“‘Soap,’ ses Joe, in a nasty sneering way, ’you wouldn’t reckernise a piece if you saw it.’
“Arter that I could see there was nothing to be got out of ‘im, an’ I just kept my eyes open and watched. The skipper didn’t worry about his fits, ’cept that he said he wasn’t to let the sarpint see his face when he was in ’em for fear of scaring it; an’ when the mate wanted to leave him out o’ the watch, he ses, ’No, he might as well have fits while at work as well as anywhere else.’
“We were about twenty-four hours from port, an’ the sarpint was still following us; and at six o’clock in the evening the officers puffected all their arrangements for ketching the creetur at eight o’clock next morning. To make quite sure of it an extra watch was kept on deck all night to chuck it food every half-hour; an’ when I turned in at ten o’clock that night it was so close I could have reached it with a clothes-prop.
“I think I’d been abed about ’arf-an-hour when I was awoke by the most infernal row I ever heard. The foghorn was going incessantly, an’ there was a lot o’ shouting and running about on deck. It struck us all as ’ow the sarpint was gitting tired o’ bread, and was misbehaving himself, consequently we just shoved our ‘eds out o’ the fore-scuttle and listened.
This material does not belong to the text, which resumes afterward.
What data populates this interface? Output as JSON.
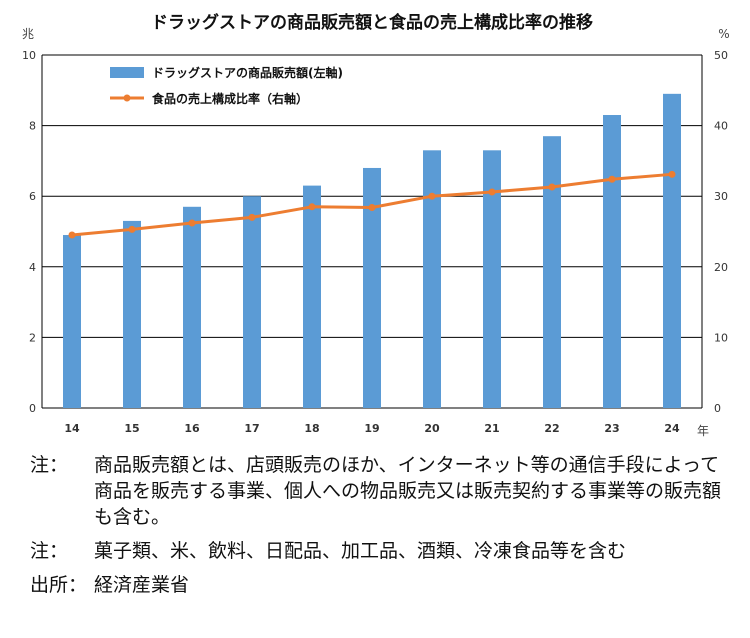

All the hullaballoo seemed to be on the bridge, an’ as we didn’t see the sarpint there we plucked up courage and went on deck.
“Then we saw what had happened. Joe had ’ad another fit while at the wheel, and, not knowing what he was doing, had clutched the line of the foghorn, and was holding on to it like grim death, and kicking right and left. The skipper was in his bedclothes, raving worse than Joe; and just as we got there Joe came round a bit, and, letting go o’ the line, asked in a faint voice what the foghorn was blowing for. I thought the skipper ‘ud have killed him; but the second mate held him back, an’, of course, when things quieted down a bit, an’ we went to the side, we found the sea-sarpint had vanished.
“We stayed there all that night, but it warn’t no use. When day broke there wasn’t the slightest trace of it, an’ I think the men was as sorry to lose it as the officers. All ’cept Joe, that is, which shows how people should never be rude, even to the humblest; for I’m sartin that if the skipper hadn’t hurt his feelings the way he did we should now know as much about the sea-sarpint as we do about our own brothers.”
MRS. BUNKER’S CHAPERON
Matilda stood at the open door of a house attached to a wharf situated in that dreary district which bears the high-sounding name of “St. Katharine’s.”
Work was over for the day. A couple of unhorsed vans were pushed up the gangway by the side of the house, and the big gate was closed. The untidy office which occupied the ground-floor was deserted, except for a grey-bearded “housemaid” of sixty, who was sweeping it through with a broom, and indulging in a few sailorly oaths at the choking qualities of the dust he was raising.